GOXXED IT

Mt. Gox was to prove a vital Bitcoin exchange that played an outsized role in the cryptocurrency’s early success and price rallies, accounting for as much as 70% of all BTC trading globally. It was also to prove extremely accident-prone, however, losing massive amounts of BTC on multiple occasions due to a combination of incompetence and misfortune.

In defence of the exchange, there was no Bitcoin custody framework in place when it was getting up to speed in 2011. As a non-reversible network, Bitcoin’s design meant that anyone, be they a regular user or major exchange, was never more than a misclick away from making an irredeemable mistake. On October 29th, 2011, Mt. Gox made one such mistake by sending coins to invalid addresses, effectively taking more than 2,609 bitcoins out of circulation for good.

Goxxed It

In later years, “goxxed” was to become a verb used to describe Bitcoin mistakes of a magnitude characterised by Mt. Gox. And one of the first memorable goxxed moments came when the exchange created 23 unspendable bitcoin transactions in one fell swoop. “someone fucked up and lost ALOT of money” ran the title of the Bitcointalk thread created by “genjix” (Bitcoin developer Amir Taaki) that spotted the anomaly. “They’re gone. No chance of retrieval,” observed “BTCurious” bluntly. It didn’t take long before the source of the transaction had been traced back to Mt. Gox.

Despite Bitcoin wallet addresses using a seemingly arbitrary string of letters and numbers, they are not random in the sense that you cannot simply enter any old characters into the Send field and transfer BTC into the void. In other words, it took a special kind of fail for Mt.

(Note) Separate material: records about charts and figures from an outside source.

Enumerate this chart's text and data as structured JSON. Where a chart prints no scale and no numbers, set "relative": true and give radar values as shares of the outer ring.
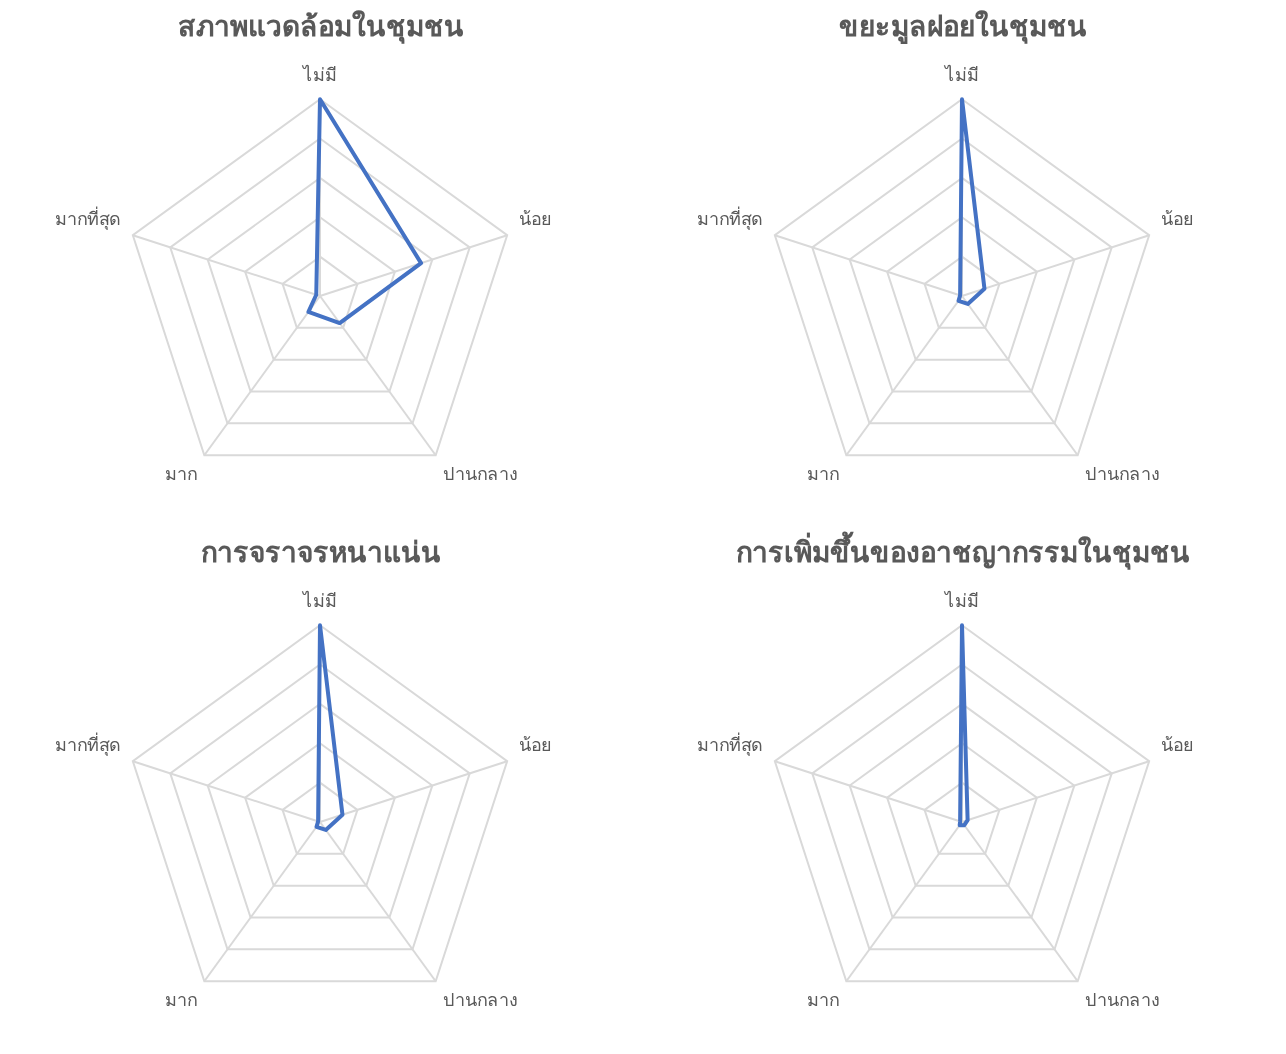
{
  "chart_data": [
    {
      "type": "radar",
      "title": "สภาพแวดล้อมในชุมชน",
      "categories": [
        "ไม่มี",
        "น้อย",
        "ปานกลาง",
        "มาก",
        "มากที่สุด"
      ],
      "relative": true,
      "grid": true,
      "legend": false,
      "marker": "none",
      "series": [
        {
          "color": "#4472c4",
          "values": [
            1,
            0.54,
            0.17,
            0.1,
            0.02
          ]
        }
      ]
    },
    {
      "type": "radar",
      "title": "ขยะมูลฝอยในชุมชน",
      "categories": [
        "ไม่มี",
        "น้อย",
        "ปานกลาง",
        "มาก",
        "มากที่สุด"
      ],
      "relative": true,
      "grid": true,
      "legend": false,
      "marker": "none",
      "series": [
        {
          "color": "#4472c4",
          "values": [
            1,
            0.12,
            0.05,
            0.03,
            0.01
          ]
        }
      ]
    },
    {
      "type": "radar",
      "title": "การจราจรหนาแน่น",
      "categories": [
        "ไม่มี",
        "น้อย",
        "ปานกลาง",
        "มาก",
        "มากที่สุด"
      ],
      "relative": true,
      "grid": true,
      "legend": false,
      "marker": "none",
      "series": [
        {
          "color": "#4472c4",
          "values": [
            1,
            0.12,
            0.05,
            0.03,
            0.01
          ]
        }
      ]
    },
    {
      "type": "radar",
      "title": "การเพิ่มขึ้นของอาชญากรรมในชุมชน",
      "categories": [
        "ไม่มี",
        "น้อย",
        "ปานกลาง",
        "มาก",
        "มากที่สุด"
      ],
      "relative": true,
      "grid": true,
      "legend": false,
      "marker": "none",
      "series": [
        {
          "color": "#4472c4",
          "values": [
            1,
            0.03,
            0.02,
            0.02,
            0.01
          ]
        }
      ]
    }
  ]
}
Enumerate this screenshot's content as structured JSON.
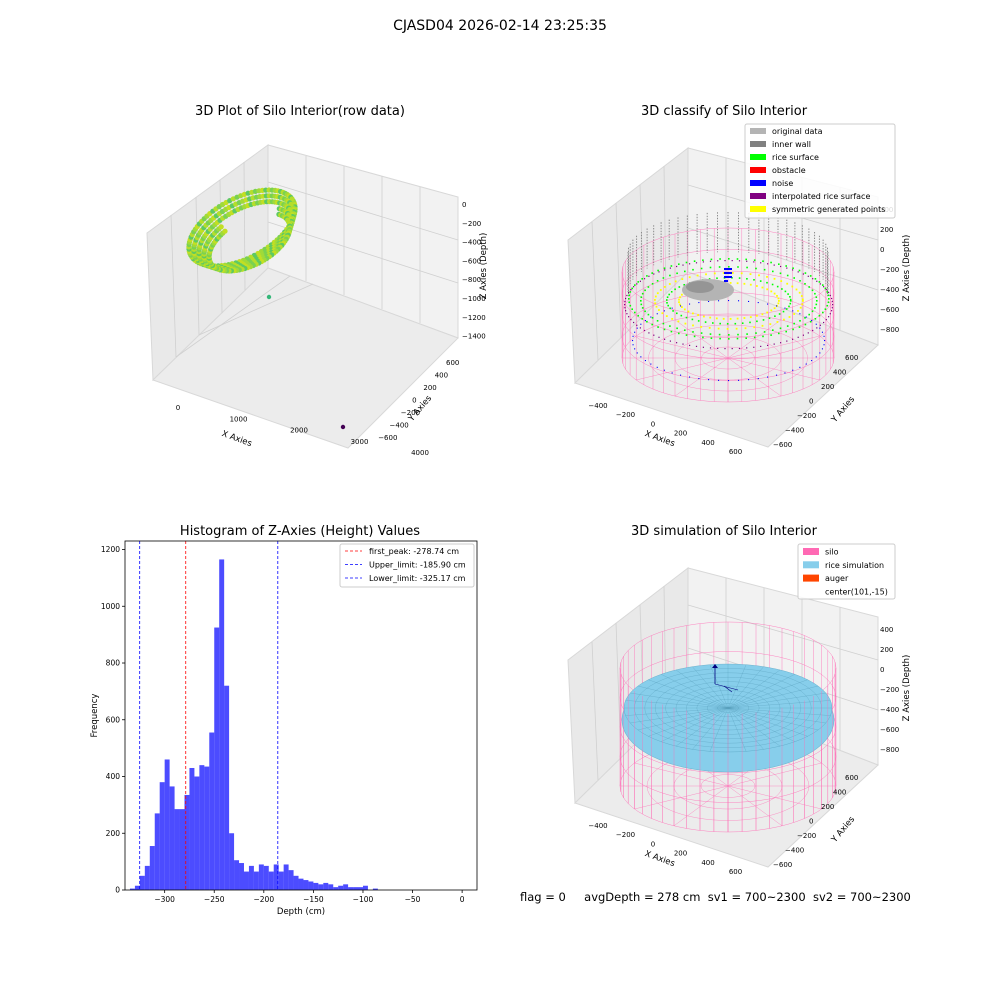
{
  "suptitle": "CJASD04 2026-02-14 23:25:35",
  "status": {
    "flag": "flag = 0",
    "avg": "avgDepth = 278 cm",
    "sv1": "sv1 = 700~2300",
    "sv2": "sv2 = 700~2300"
  },
  "plot_titles": {
    "raw": "3D Plot of Silo Interior(row data)",
    "classify": "3D classify of Silo Interior",
    "hist": "Histogram of Z-Axies (Height) Values",
    "sim": "3D simulation of Silo Interior"
  },
  "colors": {
    "original": "#b4b4b4",
    "inner_wall": "#808080",
    "rice_surface": "#00ff00",
    "obstacle": "#ff0000",
    "noise": "#0000ff",
    "interp": "#800080",
    "symmetric": "#ffff00",
    "silo": "#ff69b4",
    "rice_sim": "#87ceeb",
    "auger": "#ff4500",
    "hist_bar": "#0000ff",
    "first_peak": "#ff0000",
    "limits": "#0000ff"
  },
  "chart_data": [
    {
      "type": "scatter",
      "title": "3D Plot of Silo Interior(row data)",
      "xlabel": "X Axies",
      "ylabel": "Y Axies",
      "zlabel": "Z Axies (Depth)",
      "xticks": [
        "0",
        "1000",
        "2000",
        "3000",
        "4000"
      ],
      "yticks": [
        "600",
        "400",
        "200",
        "0",
        "−200",
        "−400",
        "−600"
      ],
      "zticks": [
        "0",
        "−200",
        "−400",
        "−600",
        "−800",
        "−1000",
        "−1200",
        "−1400"
      ]
    },
    {
      "type": "scatter",
      "title": "3D classify of Silo Interior",
      "xlabel": "X Axies",
      "ylabel": "Y Axies",
      "zlabel": "Z Axies (Depth)",
      "xticks": [
        "−400",
        "−200",
        "0",
        "200",
        "400",
        "600"
      ],
      "yticks": [
        "600",
        "400",
        "200",
        "0",
        "−200",
        "−400",
        "−600"
      ],
      "zticks": [
        "400",
        "200",
        "0",
        "−200",
        "−400",
        "−600",
        "−800"
      ],
      "legend": [
        {
          "label": "original data",
          "color": "#b4b4b4"
        },
        {
          "label": "inner wall",
          "color": "#808080"
        },
        {
          "label": "rice surface",
          "color": "#00ff00"
        },
        {
          "label": "obstacle",
          "color": "#ff0000"
        },
        {
          "label": "noise",
          "color": "#0000ff"
        },
        {
          "label": "interpolated rice surface",
          "color": "#800080"
        },
        {
          "label": "symmetric generated points",
          "color": "#ffff00"
        }
      ],
      "legend_position": "top-right"
    },
    {
      "type": "bar",
      "title": "Histogram of Z-Axies (Height) Values",
      "xlabel": "Depth (cm)",
      "ylabel": "Frequency",
      "xlim": [
        -340,
        15
      ],
      "ylim": [
        0,
        1230
      ],
      "xticks": [
        -300,
        -250,
        -200,
        -150,
        -100,
        -50,
        0
      ],
      "yticks": [
        0,
        200,
        400,
        600,
        800,
        1000,
        1200
      ],
      "bin_edges_start": -335,
      "bin_width": 5,
      "values": [
        5,
        15,
        50,
        85,
        155,
        270,
        380,
        460,
        365,
        285,
        285,
        335,
        430,
        400,
        440,
        435,
        555,
        925,
        1165,
        720,
        200,
        105,
        95,
        65,
        85,
        65,
        90,
        85,
        65,
        90,
        65,
        90,
        70,
        50,
        40,
        35,
        30,
        25,
        20,
        25,
        20,
        10,
        15,
        20,
        10,
        10,
        10,
        15,
        0,
        5,
        0
      ],
      "vlines": [
        {
          "label": "first_peak: -278.74 cm",
          "x": -278.74,
          "color": "#ff0000"
        },
        {
          "label": "Upper_limit: -185.90 cm",
          "x": -185.9,
          "color": "#0000ff"
        },
        {
          "label": "Lower_limit: -325.17 cm",
          "x": -325.17,
          "color": "#0000ff"
        }
      ],
      "legend_position": "top-right"
    },
    {
      "type": "scatter",
      "title": "3D simulation of Silo Interior",
      "xlabel": "X Axies",
      "ylabel": "Y Axies",
      "zlabel": "Z Axies (Depth)",
      "xticks": [
        "−400",
        "−200",
        "0",
        "200",
        "400",
        "600"
      ],
      "yticks": [
        "600",
        "400",
        "200",
        "0",
        "−200",
        "−400",
        "−600"
      ],
      "zticks": [
        "400",
        "200",
        "0",
        "−200",
        "−400",
        "−600",
        "−800"
      ],
      "legend": [
        {
          "label": "silo",
          "color": "#ff69b4"
        },
        {
          "label": "rice simulation",
          "color": "#87ceeb"
        },
        {
          "label": "auger",
          "color": "#ff4500"
        },
        {
          "label": "center(101,-15)",
          "color": ""
        }
      ],
      "legend_position": "top-right"
    }
  ]
}
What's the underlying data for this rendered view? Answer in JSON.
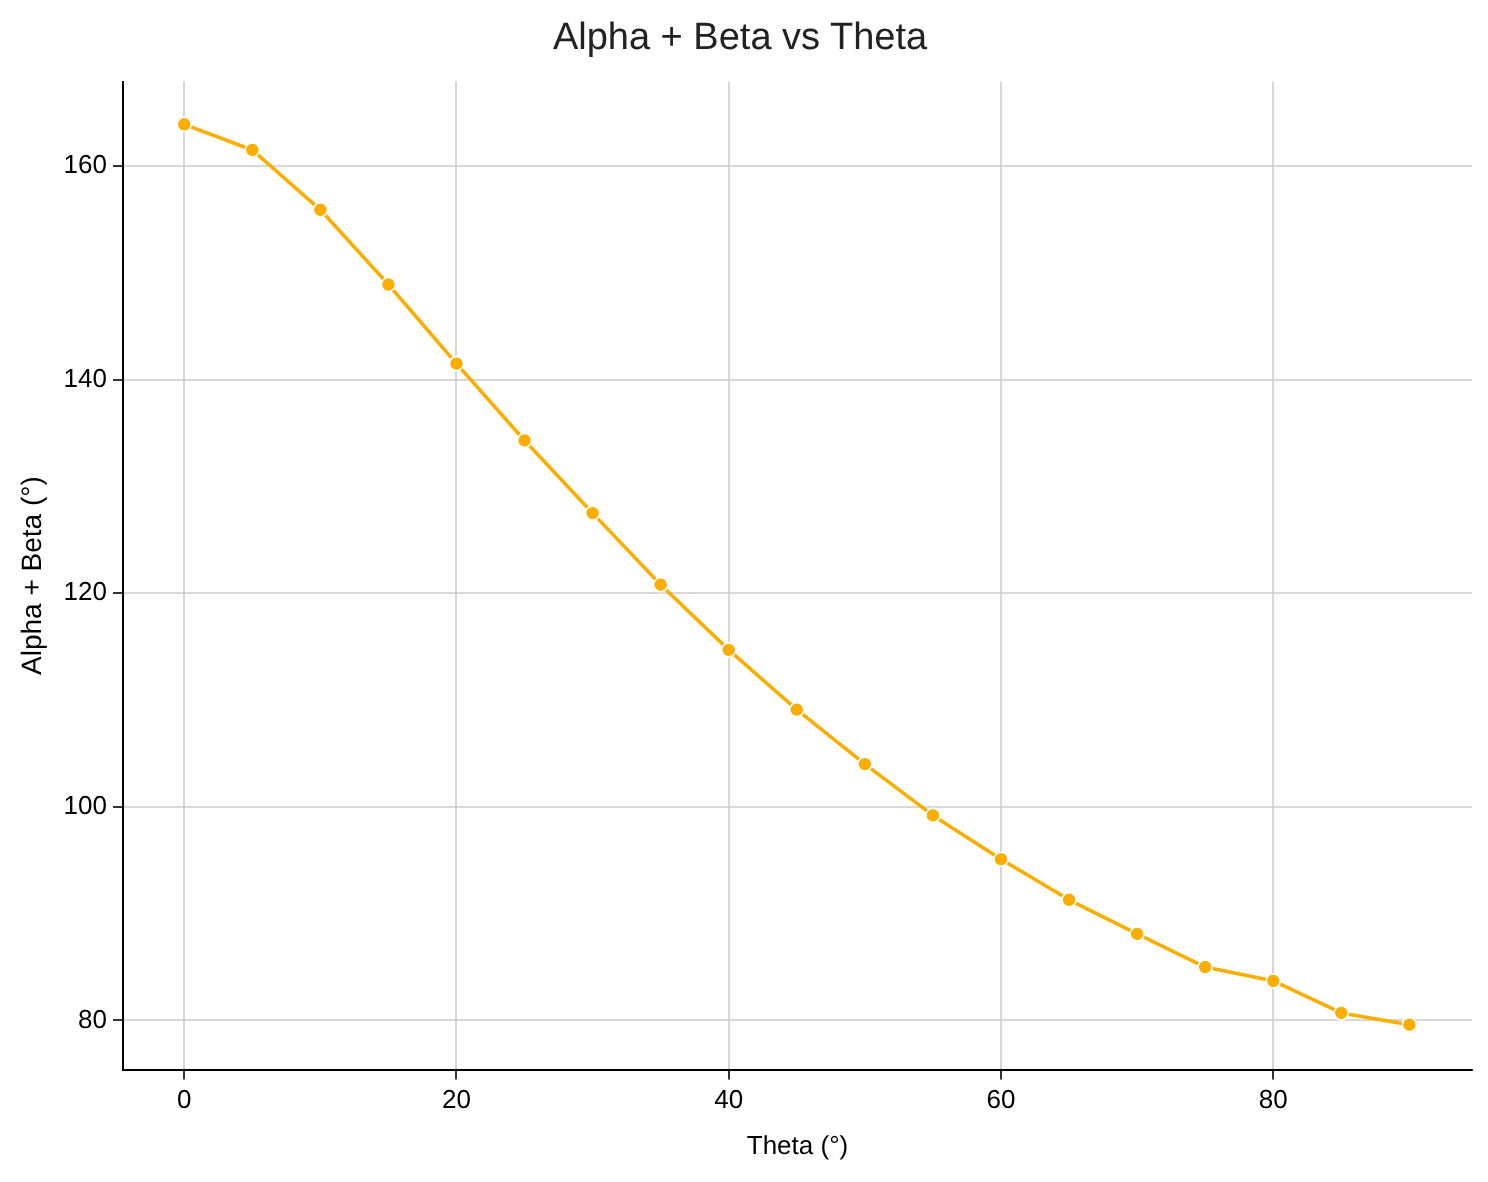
{
  "chart_data": {
    "type": "line",
    "title": "Alpha + Beta vs Theta",
    "xlabel": "Theta (°)",
    "ylabel": "Alpha + Beta (°)",
    "x": [
      0,
      5,
      10,
      15,
      20,
      25,
      30,
      35,
      40,
      45,
      50,
      55,
      60,
      65,
      70,
      75,
      80,
      85,
      90
    ],
    "series": [
      {
        "color": "#fbae00",
        "values": [
          163.9,
          161.5,
          155.9,
          148.9,
          141.5,
          134.3,
          127.5,
          120.8,
          114.7,
          109.1,
          104.0,
          99.2,
          95.1,
          91.3,
          88.1,
          85.0,
          83.7,
          80.7,
          79.6
        ]
      }
    ],
    "xlim": [
      -4.5,
      94.6
    ],
    "ylim": [
      75.4,
      167.9
    ],
    "xticks": [
      0,
      20,
      40,
      60,
      80
    ],
    "yticks": [
      80,
      100,
      120,
      140,
      160
    ],
    "grid": true,
    "legend": false,
    "marker": "circle",
    "line_style": "solid"
  }
}
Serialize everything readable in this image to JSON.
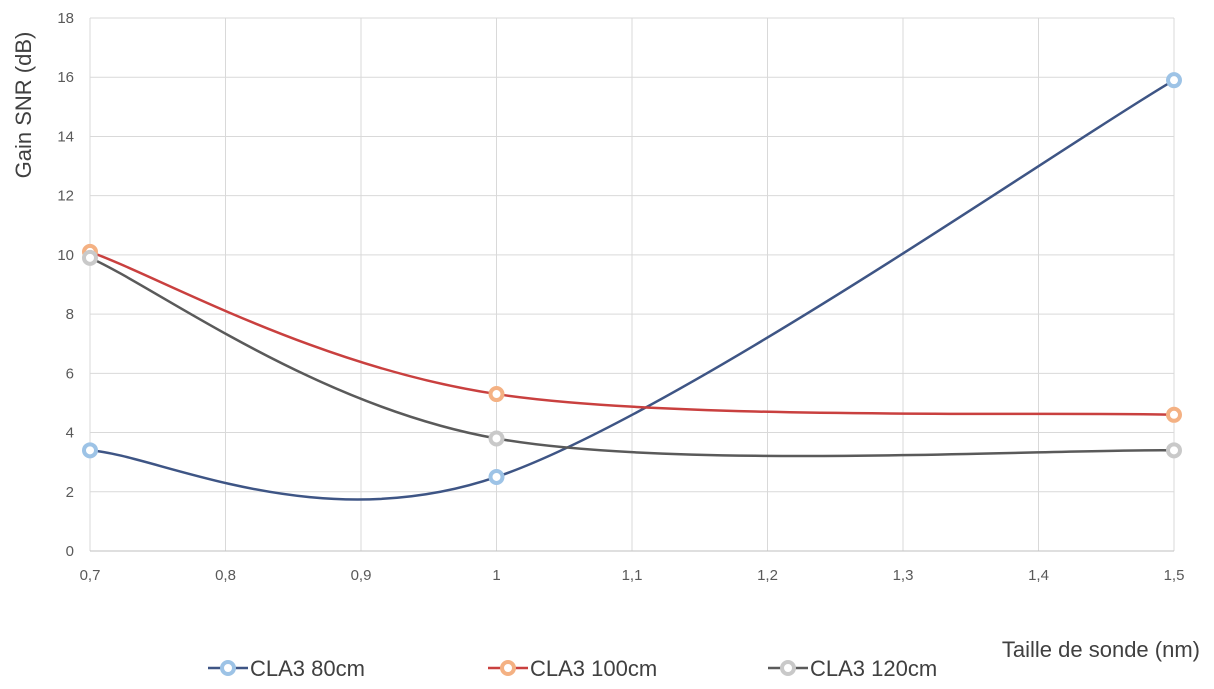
{
  "chart_data": {
    "type": "line",
    "smooth": true,
    "title": "",
    "xlabel": "Taille de sonde (nm)",
    "ylabel": "Gain SNR (dB)",
    "xlim": [
      0.7,
      1.5
    ],
    "ylim": [
      0,
      18
    ],
    "x_ticks": [
      0.7,
      0.8,
      0.9,
      1.0,
      1.1,
      1.2,
      1.3,
      1.4,
      1.5
    ],
    "x_tick_labels": [
      "0,7",
      "0,8",
      "0,9",
      "1",
      "1,1",
      "1,2",
      "1,3",
      "1,4",
      "1,5"
    ],
    "y_ticks": [
      0,
      2,
      4,
      6,
      8,
      10,
      12,
      14,
      16,
      18
    ],
    "y_tick_labels": [
      "0",
      "2",
      "4",
      "6",
      "8",
      "10",
      "12",
      "14",
      "16",
      "18"
    ],
    "grid": true,
    "legend_position": "bottom",
    "x": [
      0.7,
      1.0,
      1.5
    ],
    "series": [
      {
        "name": "CLA3 80cm",
        "values": [
          3.4,
          2.5,
          15.9
        ],
        "line_color": "#3e5585",
        "marker_color": "#9dc3e6"
      },
      {
        "name": "CLA3 100cm",
        "values": [
          10.1,
          5.3,
          4.6
        ],
        "line_color": "#c9403f",
        "marker_color": "#f4b183"
      },
      {
        "name": "CLA3 120cm",
        "values": [
          9.9,
          3.8,
          3.4
        ],
        "line_color": "#5a5a5a",
        "marker_color": "#c9c9c9"
      }
    ]
  }
}
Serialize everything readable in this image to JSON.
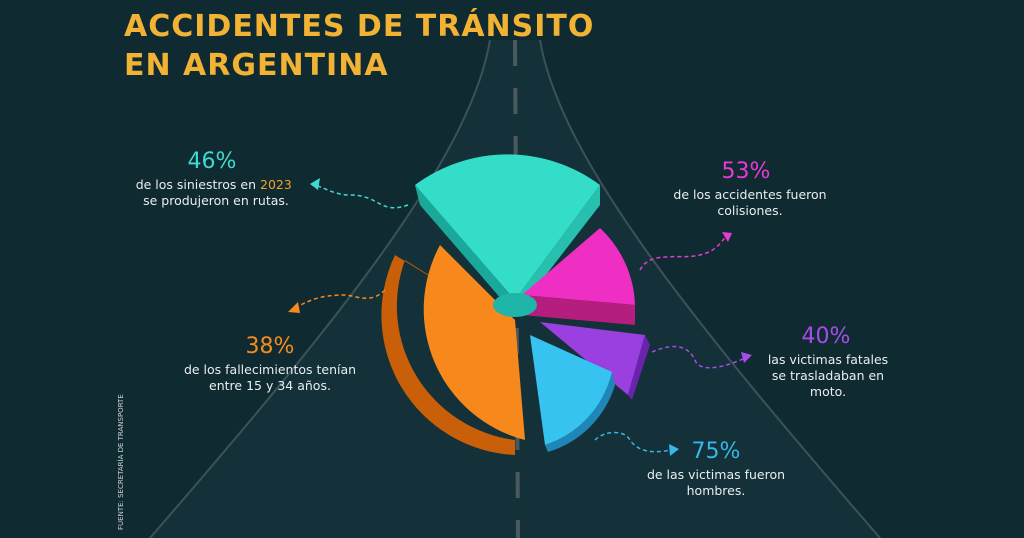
{
  "header": {
    "title_lines": [
      "ACCIDENTES DE TRÁNSITO",
      "EN ARGENTINA"
    ]
  },
  "stats": [
    {
      "value": "46%",
      "lines": [
        "de los siniestros en",
        "se produjeron en rutas."
      ],
      "highlight": "2023"
    },
    {
      "value": "53%",
      "lines": [
        "de los accidentes fueron",
        "colisiones."
      ]
    },
    {
      "value": "40%",
      "lines": [
        "las victimas fatales",
        "se trasladaban en",
        "moto."
      ]
    },
    {
      "value": "75%",
      "lines": [
        "de las victimas fueron",
        "hombres."
      ]
    },
    {
      "value": "38%",
      "lines": [
        "de los fallecimientos  tenían",
        "entre 15 y 34 años."
      ]
    }
  ],
  "source": "FUENTE: SECRETARÍA DE TRANSPORTE"
}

Gox to send bitcoin that could not be claimed by its recipients.

The failure came down to a scripting error in the transaction outputs which required a public key that hashed to an empty string (a 0-byte hash), which no valid public key can satisfy. As thread creator “genjix”  explained on the forum after posting the raw script: “It’s a transaction that was sent into nowhere. Obviously someone was…creating a custom [client] and messed up.”

While it’s easy to take aim at Mt. Gox for the error, the incident can be traced back to a quirk in the Bitcoin protocol. At the time, the official Bitcoin client would normally prevent a user from sending to an invalid address with a bad checksum or impossible format. If someone bypassed the client’s checks and created a custom transaction, however, nodes and miners would accept it as long as the script was syntactically valid. And that’s how Mt. Gox came to lose 2,609 BTC.

While the sum lost due in Bitcoin terms was huge, the dollar value was more manageable – around $8,000, which accounted for approximately a week’s revenue. It was a setback, but Mt. Gox made the affected customers right and took the L.

The incident illustrated the limitations in existing Bitcoin client designs, with CEO Mark Karpelès later admitting that he had written the faulty code that generated the transactions in an attempt to work around limitations in the standard Bitcoin client. Bitcoin clients would get better in the coming years, but in retrospect the incident was one of several red flags that suggested Mt. Gox was not being run with the rigor one would expect of the world’s largest Bitcoin platform. Worse was to come.